On-chain analysis gained popularity during the crypto bullmarket in 2020 - 2021. Does this analysis actually have predictive power? Can on-chain analysis predict tomorrow's return on bitcoin? This project explores if on-chain data cna be used in a multiple linear regression model to forecast the next day's returns of Bitcoin.
- First, read the data from the CSV files and create a DataFrame containing the the log differences of the on-chain metrics and tomorrow's log return on bitcoin.
- Remove all the predictor variables which are collinear
- Use forward selection to remove half of the predictor variables
- Fit the multiple linear regression model.
Below are the on-chain metrics considered in the model.
- AVBLS : The Average block size in MB
- BLCHS : The total size of all block headers and transactions. Not including database indexes.
- CPTRA : Data showing miners revenue divided by the number of transactions.
- CPTRV : Data showing miners revenue as as percentage of the transaction volume.
- DIFF : Difficulty is a measure of how difficult it is to find a hash below a given target.
- ETRAV : Similar to the total output volume with the addition of an algorithm which attempts to remove change from the total value. This may be a more accurate reflection of the true transaction volume.
- ETRVU : Similar to the total output volume with the addition of an algorithm which attempts to remove change from the total value. This may be a more accurate reflection of the true transaction volume.
- HRATE : The estimated number of giga hashes per second (billions of hashes per second) the bitcoin network is performing.
- MIREV : Historical data showing (number of bitcoins mined per day + transaction fees) * market price.
- MKPRU : Data showing the USD market price from Mt.gox
- MKTCP : Data showing the total number of bitcoins in circulation the market price in USD.
- MWNUS : Number of wallets hosts using our My Wallet Service.
- NADDU : Number of unique bitcoin addresses used per day.
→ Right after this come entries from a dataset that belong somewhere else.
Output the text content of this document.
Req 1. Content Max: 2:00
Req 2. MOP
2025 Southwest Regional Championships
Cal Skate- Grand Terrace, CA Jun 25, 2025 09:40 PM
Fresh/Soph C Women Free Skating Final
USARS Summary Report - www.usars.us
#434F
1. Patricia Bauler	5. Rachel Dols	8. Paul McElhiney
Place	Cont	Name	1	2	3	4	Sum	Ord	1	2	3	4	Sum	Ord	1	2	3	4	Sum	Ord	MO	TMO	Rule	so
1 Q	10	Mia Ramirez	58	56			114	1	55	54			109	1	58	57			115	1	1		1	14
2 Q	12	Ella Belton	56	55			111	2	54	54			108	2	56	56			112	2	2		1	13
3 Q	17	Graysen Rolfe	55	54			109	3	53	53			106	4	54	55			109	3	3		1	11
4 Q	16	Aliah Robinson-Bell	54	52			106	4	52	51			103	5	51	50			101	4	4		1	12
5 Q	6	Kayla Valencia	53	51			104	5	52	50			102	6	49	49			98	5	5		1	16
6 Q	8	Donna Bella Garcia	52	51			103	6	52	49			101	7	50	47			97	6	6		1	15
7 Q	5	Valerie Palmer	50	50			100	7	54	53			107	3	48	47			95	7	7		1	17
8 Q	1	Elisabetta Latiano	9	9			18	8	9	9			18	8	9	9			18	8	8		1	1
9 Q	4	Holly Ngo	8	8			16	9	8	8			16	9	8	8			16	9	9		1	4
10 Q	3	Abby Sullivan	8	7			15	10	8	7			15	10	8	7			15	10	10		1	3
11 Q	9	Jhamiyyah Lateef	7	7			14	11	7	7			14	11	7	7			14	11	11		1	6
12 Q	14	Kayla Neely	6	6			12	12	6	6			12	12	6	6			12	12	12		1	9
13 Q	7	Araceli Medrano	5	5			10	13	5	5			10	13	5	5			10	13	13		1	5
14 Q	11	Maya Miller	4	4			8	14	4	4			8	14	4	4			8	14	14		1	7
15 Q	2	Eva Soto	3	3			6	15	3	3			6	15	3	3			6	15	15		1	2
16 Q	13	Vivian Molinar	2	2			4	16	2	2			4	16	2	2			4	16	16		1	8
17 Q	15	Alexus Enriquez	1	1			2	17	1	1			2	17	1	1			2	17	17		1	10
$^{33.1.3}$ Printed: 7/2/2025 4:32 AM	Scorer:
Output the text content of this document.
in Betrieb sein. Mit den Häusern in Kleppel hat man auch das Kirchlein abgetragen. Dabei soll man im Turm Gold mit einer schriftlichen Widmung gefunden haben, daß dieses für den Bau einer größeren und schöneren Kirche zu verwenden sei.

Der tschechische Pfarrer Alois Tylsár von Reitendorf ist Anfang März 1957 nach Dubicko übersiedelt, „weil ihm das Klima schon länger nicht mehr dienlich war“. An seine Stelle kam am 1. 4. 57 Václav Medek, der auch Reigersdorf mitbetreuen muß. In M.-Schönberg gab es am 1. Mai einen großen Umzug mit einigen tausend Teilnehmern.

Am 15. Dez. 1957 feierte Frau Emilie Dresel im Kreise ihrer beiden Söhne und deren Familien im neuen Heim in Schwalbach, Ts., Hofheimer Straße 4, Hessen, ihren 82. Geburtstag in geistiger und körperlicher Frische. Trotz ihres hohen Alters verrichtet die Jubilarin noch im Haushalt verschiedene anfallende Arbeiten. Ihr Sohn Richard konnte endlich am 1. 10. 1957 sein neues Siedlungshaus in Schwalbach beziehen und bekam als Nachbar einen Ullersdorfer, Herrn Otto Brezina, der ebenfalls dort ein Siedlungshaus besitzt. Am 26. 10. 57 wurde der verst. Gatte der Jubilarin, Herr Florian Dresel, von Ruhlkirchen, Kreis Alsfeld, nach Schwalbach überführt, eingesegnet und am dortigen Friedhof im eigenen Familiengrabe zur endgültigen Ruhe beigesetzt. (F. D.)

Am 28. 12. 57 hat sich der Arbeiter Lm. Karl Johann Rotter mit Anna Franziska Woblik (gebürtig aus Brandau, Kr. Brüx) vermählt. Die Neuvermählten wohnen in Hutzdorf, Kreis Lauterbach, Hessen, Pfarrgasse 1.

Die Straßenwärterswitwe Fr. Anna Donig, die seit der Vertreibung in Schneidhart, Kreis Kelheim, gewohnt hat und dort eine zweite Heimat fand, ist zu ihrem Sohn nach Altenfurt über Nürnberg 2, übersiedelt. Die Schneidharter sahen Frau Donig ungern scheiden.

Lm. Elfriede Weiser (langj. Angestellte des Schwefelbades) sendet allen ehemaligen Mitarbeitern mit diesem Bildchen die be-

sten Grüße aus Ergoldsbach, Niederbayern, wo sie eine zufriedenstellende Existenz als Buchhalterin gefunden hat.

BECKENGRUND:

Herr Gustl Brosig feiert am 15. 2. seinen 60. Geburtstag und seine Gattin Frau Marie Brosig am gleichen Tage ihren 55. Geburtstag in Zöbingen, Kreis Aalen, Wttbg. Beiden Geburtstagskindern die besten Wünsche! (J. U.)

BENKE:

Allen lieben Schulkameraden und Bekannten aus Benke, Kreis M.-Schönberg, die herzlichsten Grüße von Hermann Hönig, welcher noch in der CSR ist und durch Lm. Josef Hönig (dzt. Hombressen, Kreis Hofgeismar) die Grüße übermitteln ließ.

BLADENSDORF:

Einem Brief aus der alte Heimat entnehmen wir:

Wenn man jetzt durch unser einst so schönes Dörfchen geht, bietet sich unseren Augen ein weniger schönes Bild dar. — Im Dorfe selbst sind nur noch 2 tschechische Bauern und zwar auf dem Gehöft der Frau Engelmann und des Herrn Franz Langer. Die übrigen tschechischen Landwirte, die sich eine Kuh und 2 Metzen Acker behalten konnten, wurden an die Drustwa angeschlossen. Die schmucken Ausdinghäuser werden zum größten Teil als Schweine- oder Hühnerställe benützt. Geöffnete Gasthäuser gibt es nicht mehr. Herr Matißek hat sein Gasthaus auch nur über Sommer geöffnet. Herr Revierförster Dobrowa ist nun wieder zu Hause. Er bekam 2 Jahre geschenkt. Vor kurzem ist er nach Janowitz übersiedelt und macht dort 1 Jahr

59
- NTRAN : Total number of unique bitcoin transactions per day.
- NTRAT : Total number of unique bitcoin transactions per day.
- NTRBL : The average number of transactions per block.
- NTREP : Data showing the total number of unique bitcoin transactions per day excluding those which involve any of the top 100 most popular addresses popular addresses.
- TOTBC : Data showing the historical total number of bitcoins which have been mined.
- TOUTV : The total value of all transaction outputs per day. This includes coins which were returned to the sender as change.
- TRFEE : Data showing the total BTC value of transaction fees miners earn per day.
- TRFUS : Data showing the total BTC value of transaction fees miners earn per day in USD.
- TRVOU : Data showing the USD trade volume from the top exchanges. Firstly, collinear predictor variables have to be removed. To do this, the predictor variable with the largest variance inflation factor was removed until all remaining predictor variables had variance inflation factors below 5. Forward selction was then used to select half of the remaining predictor variables and then the linear regression model was fit. The R2 statistic for the model is negative on both the training data and test data so (not financial advice) I wouldn't recommend using this model to make trading decisions!
- Think about the predictor variables and the response more deeply. Why would there be a linear relationship between the log difference in an on-chain metric today and the log returns of bitcoin tomorrow? Answering this will help with selecting the write precitors to include in the model
- Can the way in which predictor variables are selected be improved? Currently forward selection is used to drop half of the predictor variables.
- Should we choose a different target variable? The returns in x days? The average returns over the next x days?
- Are there outliers? If so, how should they be handled? Does it make sense to ignore outliers?
- Are the high leverage points? Should they be removed?